In Sep 2016, coal was projected to constitute 27% of the total generation mix in 2017, which would decline to 14% by 2032 on account of the company’s persistent efforts to lower the fossil fuel’s usage in energy generation.

Price Movement

Shares of Pinnacle West have gained 21.7%, outperforming the Zacks categorized Utility-Electric Power industry’s gain of 6.5% over the last 12 months.

The company carries investment grade ratings of A3, A- and A- by Moody’s, S&P and Fitch, respectively. A higher rating denotes higher credit worthiness, thereby ensuring access to cheap financing options. Pinnacle West’s solid credit rating will allow it to secure funds from the market at favorable conditions despite the recent rate hike.

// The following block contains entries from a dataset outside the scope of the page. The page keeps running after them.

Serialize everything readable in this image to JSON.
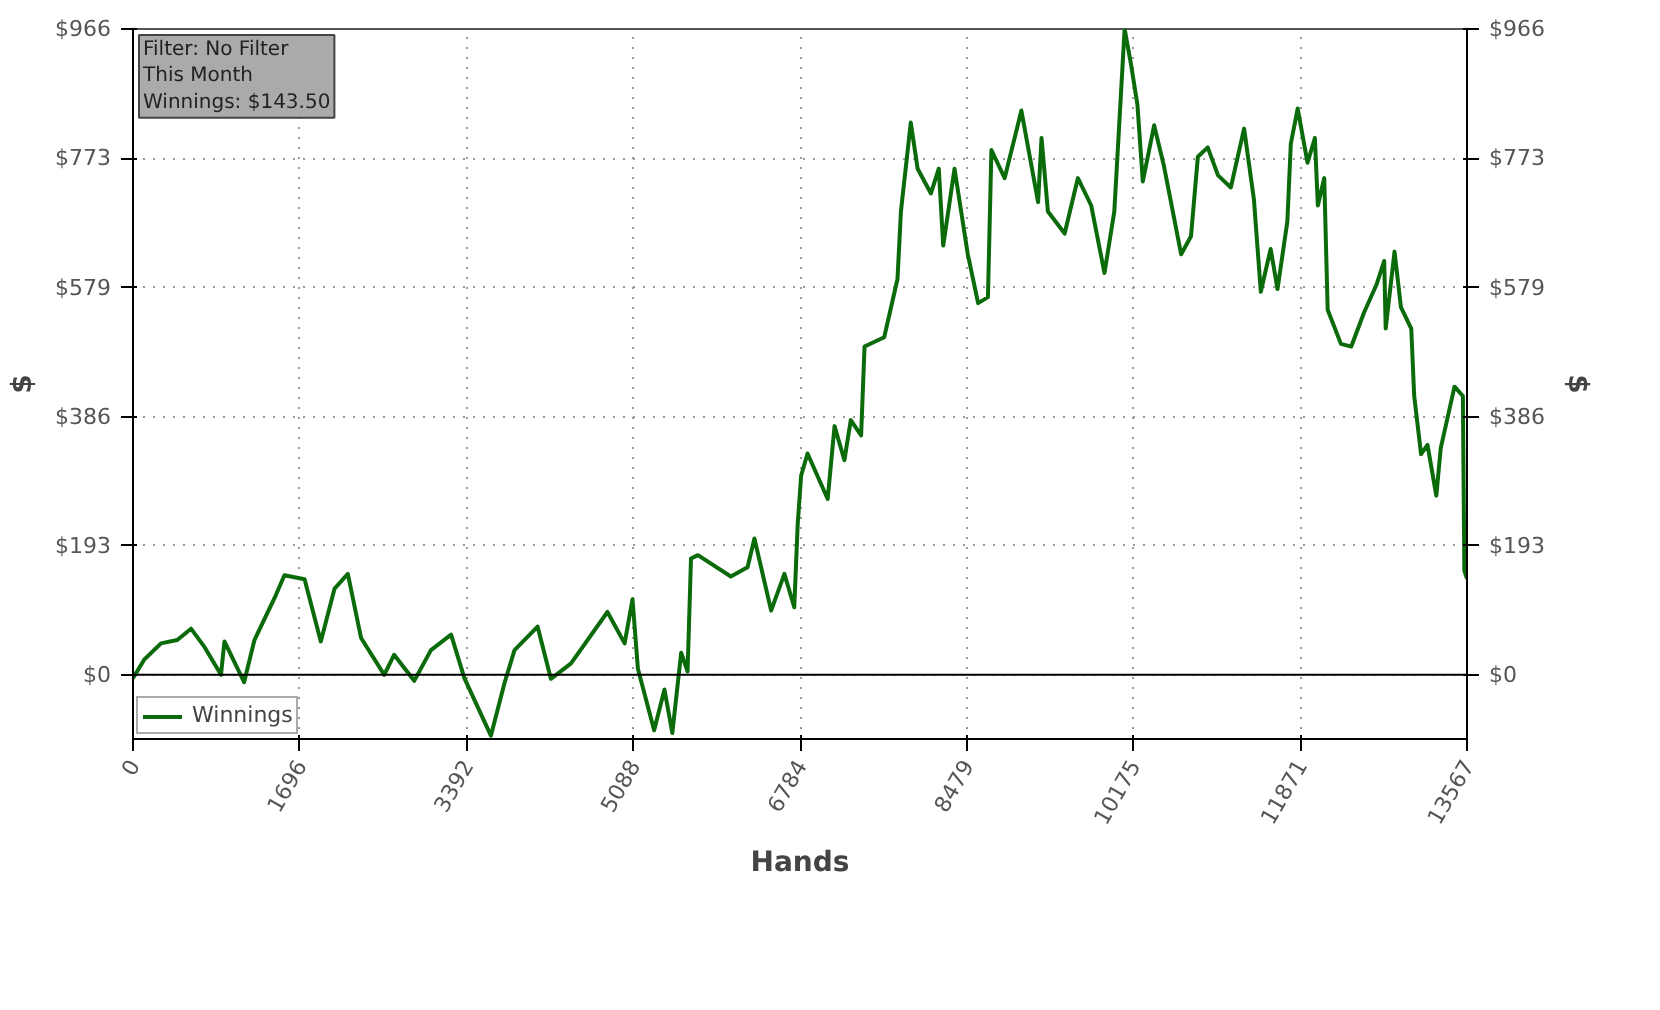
{
  "chart_data": {
    "type": "line",
    "xlabel": "Hands",
    "ylabel": "$",
    "y2label": "$",
    "annotations": [
      "Filter: No Filter\nThis Month\nWinnings: $143.50"
    ],
    "x": [
      0,
      115,
      285,
      450,
      590,
      730,
      895,
      930,
      1130,
      1235,
      1440,
      1540,
      1745,
      1910,
      2050,
      2185,
      2320,
      2555,
      2655,
      2860,
      3030,
      3235,
      3370,
      3640,
      3775,
      3880,
      4115,
      4250,
      4455,
      4825,
      5000,
      5080,
      5135,
      5300,
      5405,
      5485,
      5575,
      5640,
      5675,
      5745,
      6080,
      6250,
      6320,
      6490,
      6625,
      6725,
      6760,
      6795,
      6860,
      7065,
      7135,
      7235,
      7300,
      7405,
      7440,
      7640,
      7775,
      7810,
      7910,
      7980,
      8115,
      8195,
      8240,
      8355,
      8490,
      8595,
      8695,
      8730,
      8865,
      9035,
      9205,
      9240,
      9305,
      9475,
      9610,
      9745,
      9880,
      9980,
      10085,
      10150,
      10215,
      10270,
      10385,
      10485,
      10660,
      10760,
      10830,
      10930,
      11035,
      11165,
      11300,
      11400,
      11470,
      11570,
      11640,
      11740,
      11775,
      11845,
      11945,
      12020,
      12050,
      12115,
      12150,
      12285,
      12390,
      12520,
      12645,
      12725,
      12740,
      12830,
      12895,
      13000,
      13030,
      13100,
      13165,
      13255,
      13300,
      13440,
      13525,
      13540,
      13567
    ],
    "series": [
      {
        "name": "Winnings",
        "color": "#0b6b0b",
        "values": [
          -5,
          23,
          47,
          52,
          69,
          41,
          0,
          50,
          -11,
          52,
          115,
          149,
          143,
          50,
          129,
          151,
          55,
          0,
          30,
          -9,
          37,
          60,
          -5,
          -91,
          -14,
          37,
          72,
          -6,
          17,
          94,
          47,
          113,
          9,
          -83,
          -22,
          -87,
          33,
          5,
          174,
          179,
          147,
          161,
          204,
          96,
          151,
          101,
          225,
          298,
          331,
          263,
          372,
          321,
          381,
          358,
          491,
          505,
          592,
          693,
          826,
          757,
          720,
          757,
          642,
          757,
          629,
          556,
          565,
          785,
          743,
          844,
          707,
          803,
          693,
          660,
          743,
          702,
          601,
          693,
          966,
          913,
          853,
          738,
          822,
          761,
          629,
          656,
          775,
          789,
          747,
          729,
          817,
          711,
          573,
          637,
          577,
          678,
          794,
          847,
          766,
          803,
          702,
          743,
          546,
          495,
          491,
          542,
          583,
          619,
          518,
          633,
          550,
          518,
          417,
          330,
          344,
          268,
          339,
          431,
          417,
          156,
          144
        ]
      }
    ],
    "xlim": [
      0,
      13567
    ],
    "xticks": [
      0,
      1696,
      3392,
      5088,
      6784,
      8479,
      10175,
      11871,
      13567
    ],
    "ylim": [
      -96,
      966
    ],
    "yticks": [
      {
        "value": 0,
        "label": "$0"
      },
      {
        "value": 193,
        "label": "$193"
      },
      {
        "value": 386,
        "label": "$386"
      },
      {
        "value": 579,
        "label": "$579"
      },
      {
        "value": 773,
        "label": "$773"
      },
      {
        "value": 966,
        "label": "$966"
      }
    ],
    "y2lim": [
      -96,
      966
    ],
    "y2ticks": [
      {
        "value": 0,
        "label": "$0"
      },
      {
        "value": 193,
        "label": "$193"
      },
      {
        "value": 386,
        "label": "$386"
      },
      {
        "value": 579,
        "label": "$579"
      },
      {
        "value": 773,
        "label": "$773"
      },
      {
        "value": 966,
        "label": "$966"
      }
    ],
    "ref_lines": [
      {
        "axis": "y",
        "value": 0,
        "color": "#000000"
      }
    ],
    "grid": true,
    "legend": "bottom left",
    "marker": "none",
    "line_style": "solid"
  }
}
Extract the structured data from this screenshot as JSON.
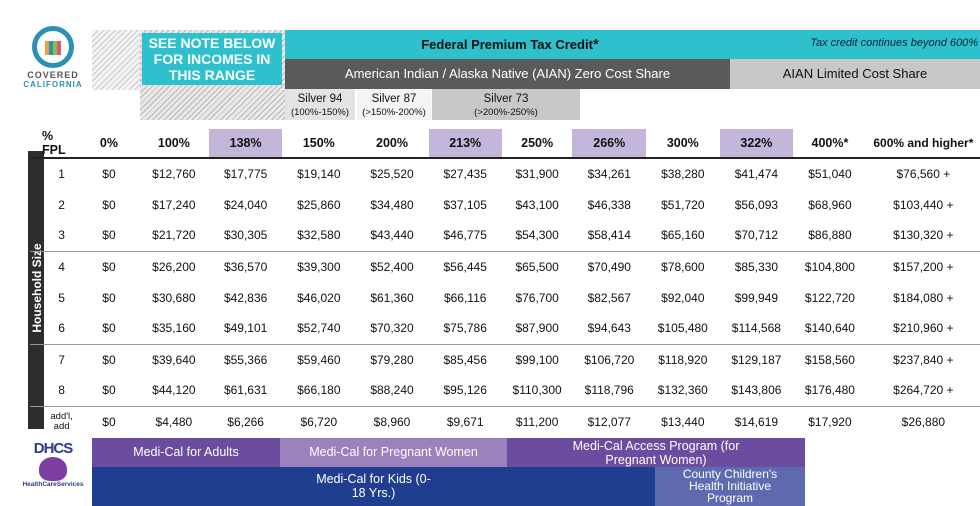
{
  "logo": {
    "line1": "COVERED",
    "line2": "CALIFORNIA"
  },
  "note_box": "SEE NOTE BELOW FOR INCOMES IN THIS RANGE",
  "federal": {
    "title": "Federal Premium Tax Credit",
    "star": "*",
    "note": "Tax credit continues beyond 600%"
  },
  "aian_zero": "American Indian / Alaska Native (AIAN) Zero Cost Share",
  "aian_limited": "AIAN Limited Cost Share",
  "silver": [
    {
      "name": "Silver 94",
      "range": "(100%-150%)"
    },
    {
      "name": "Silver 87",
      "range": "(>150%-200%)"
    },
    {
      "name": "Silver 73",
      "range": "(>200%-250%)"
    }
  ],
  "fpl_label": "% FPL",
  "columns": [
    "0%",
    "100%",
    "138%",
    "150%",
    "200%",
    "213%",
    "250%",
    "266%",
    "300%",
    "322%",
    "400%*",
    "600% and higher*"
  ],
  "side_label": "Household Size",
  "rows": [
    {
      "size": "1",
      "values": [
        "$0",
        "$12,760",
        "$17,775",
        "$19,140",
        "$25,520",
        "$27,435",
        "$31,900",
        "$34,261",
        "$38,280",
        "$41,474",
        "$51,040",
        "$76,560 +"
      ]
    },
    {
      "size": "2",
      "values": [
        "$0",
        "$17,240",
        "$24,040",
        "$25,860",
        "$34,480",
        "$37,105",
        "$43,100",
        "$46,338",
        "$51,720",
        "$56,093",
        "$68,960",
        "$103,440 +"
      ]
    },
    {
      "size": "3",
      "values": [
        "$0",
        "$21,720",
        "$30,305",
        "$32,580",
        "$43,440",
        "$46,775",
        "$54,300",
        "$58,414",
        "$65,160",
        "$70,712",
        "$86,880",
        "$130,320 +"
      ]
    },
    {
      "size": "4",
      "values": [
        "$0",
        "$26,200",
        "$36,570",
        "$39,300",
        "$52,400",
        "$56,445",
        "$65,500",
        "$70,490",
        "$78,600",
        "$85,330",
        "$104,800",
        "$157,200 +"
      ]
    },
    {
      "size": "5",
      "values": [
        "$0",
        "$30,680",
        "$42,836",
        "$46,020",
        "$61,360",
        "$66,116",
        "$76,700",
        "$82,567",
        "$92,040",
        "$99,949",
        "$122,720",
        "$184,080 +"
      ]
    },
    {
      "size": "6",
      "values": [
        "$0",
        "$35,160",
        "$49,101",
        "$52,740",
        "$70,320",
        "$75,786",
        "$87,900",
        "$94,643",
        "$105,480",
        "$114,568",
        "$140,640",
        "$210,960 +"
      ]
    },
    {
      "size": "7",
      "values": [
        "$0",
        "$39,640",
        "$55,366",
        "$59,460",
        "$79,280",
        "$85,456",
        "$99,100",
        "$106,720",
        "$118,920",
        "$129,187",
        "$158,560",
        "$237,840 +"
      ]
    },
    {
      "size": "8",
      "values": [
        "$0",
        "$44,120",
        "$61,631",
        "$66,180",
        "$88,240",
        "$95,126",
        "$110,300",
        "$118,796",
        "$132,360",
        "$143,806",
        "$176,480",
        "$264,720 +"
      ]
    },
    {
      "size": "add'l, add",
      "values": [
        "$0",
        "$4,480",
        "$6,266",
        "$6,720",
        "$8,960",
        "$9,671",
        "$11,200",
        "$12,077",
        "$13,440",
        "$14,619",
        "$17,920",
        "$26,880"
      ]
    }
  ],
  "dhcs": {
    "title": "DHCS",
    "sub": "HealthCareServices"
  },
  "programs": {
    "adults": "Medi-Cal for Adults",
    "pregnant": "Medi-Cal for Pregnant Women",
    "access": "Medi-Cal Access Program (for Pregnant Women)",
    "kids": "Medi-Cal for Kids (0-18 Yrs.)",
    "county": "County Children's Health Initiative Program"
  },
  "colors": {
    "teal": "#2ec0cc",
    "dark_gray": "#5a5a5a",
    "light_gray": "#c8c8c8",
    "lavender": "#c4b5da",
    "purple": "#6b4c9e",
    "navy": "#203e8f"
  }
}
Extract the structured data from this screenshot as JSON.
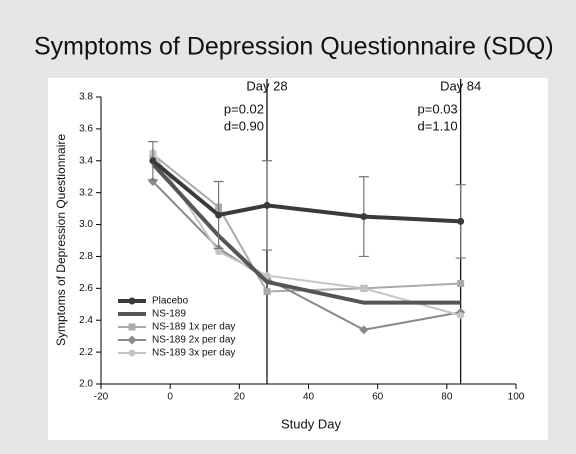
{
  "chart_data": {
    "type": "line",
    "title": "Symptoms of Depression Questionnaire (SDQ)",
    "x_label": "Study Day",
    "y_label": "Symptoms of Depression Questionnaire",
    "xlim": [
      -20,
      100
    ],
    "xticks": [
      -20,
      0,
      20,
      40,
      60,
      80,
      100
    ],
    "ylim": [
      2,
      3.8
    ],
    "yticks": [
      {
        "value": 2,
        "label": "2.0"
      },
      2.2,
      2.4,
      2.6,
      2.8,
      {
        "value": 3,
        "label": "3.0"
      },
      3.2,
      3.4,
      3.6,
      3.8
    ],
    "x": [
      -5,
      14,
      28,
      56,
      84
    ],
    "series": [
      {
        "name": "Placebo",
        "color": "#3a3a3a",
        "marker": "circle",
        "values": [
          3.4,
          3.06,
          3.12,
          3.05,
          3.02
        ],
        "errors": [
          0.12,
          0.21,
          0.28,
          0.25,
          0.23
        ]
      },
      {
        "name": "NS-189",
        "color": "#555555",
        "marker": "none",
        "values": [
          3.38,
          2.93,
          2.64,
          2.51,
          2.51
        ]
      },
      {
        "name": "NS-189 1x per day",
        "color": "#aaaaaa",
        "marker": "square",
        "values": [
          3.44,
          3.11,
          2.58,
          2.6,
          2.63
        ]
      },
      {
        "name": "NS-189 2x per day",
        "color": "#8a8a8a",
        "marker": "diamond",
        "values": [
          3.27,
          2.85,
          2.66,
          2.34,
          2.45
        ]
      },
      {
        "name": "NS-189 3x per day",
        "color": "#c4c4c4",
        "marker": "circle",
        "values": [
          3.45,
          2.83,
          2.68,
          2.6,
          2.43
        ]
      }
    ],
    "reference_lines": [
      {
        "x": 28,
        "label": "Day 28",
        "annotations": [
          "p=0.02",
          "d=0.90"
        ]
      },
      {
        "x": 84,
        "label": "Day 84",
        "annotations": [
          "p=0.03",
          "d=1.10"
        ]
      }
    ]
  }
}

This is boosting investor interest in the stock and in turn its price.

Utility Industry Outlook

Primarily, three factors — historically low interest rates, public policies that promote the use of cleaner sources of energy and innovative drilling technologies — have led many companies in the utility space to venture into new areas of growth.

However, the Federal rate hike in Dec 2016, to some extent, dampened the enthusiasm for high-yielding utilities stocks, as other income-oriented investments, such as bonds, become more attractive in comparison.

The Fed’s hawkish stance on interest rate hikes exposes utilities with high valuations and limited growth prospects to major risk.

As per an Energy Information Administration report, annual U.S. electricity produced from natural gas (34%) surpassed coal-fired generation (30%) in 2016. However, natural gas prices have recently begun to rise, thereby encouraging electricity generation from coal-fired power plants, indicating a trend that is likely to continue through 2017. As a result, share of natural gas in the generation mix in 2017 is expected to fall to 32.3%, while coal rises to 32.5%.

In addition, President-elect Donald Trump offers another ray of hope to utilities as his campaign publicly advocated his support for the fossil fuel. His policies may call for the rollback of the Clean Power Plan and other decarbonization regulations, which have been hurting utilities for quite some time now.

Zacks Rank & Other Key Picks

Pinnacle West carries a Zacks Rank #2 (Buy). Other favorably placed stocks in the same space include DTE Energy Company (DTE - Free Report) and NextEra Energy, Inc. (NEE - Free Report) .

On an average, DTE Energy has delivered a positive earnings surprise of 10.07% in the trailing four quarters. The company's 2016 earnings estimates increased from $5.26 to $5.27 over the last 60 days. DTE Energy sports a Zacks Rank #1 (Strong Buy). You can see the complete list of today’s Zacks #1 Rank stocks here.

NextEra Energy, another Zacks Rank #2 stock, delivered a positive earnings surprise of 7.22% in the trailing four quarters. The company's 2016 earnings estimates increased from $6.21 to $6.22 over the last 60 days.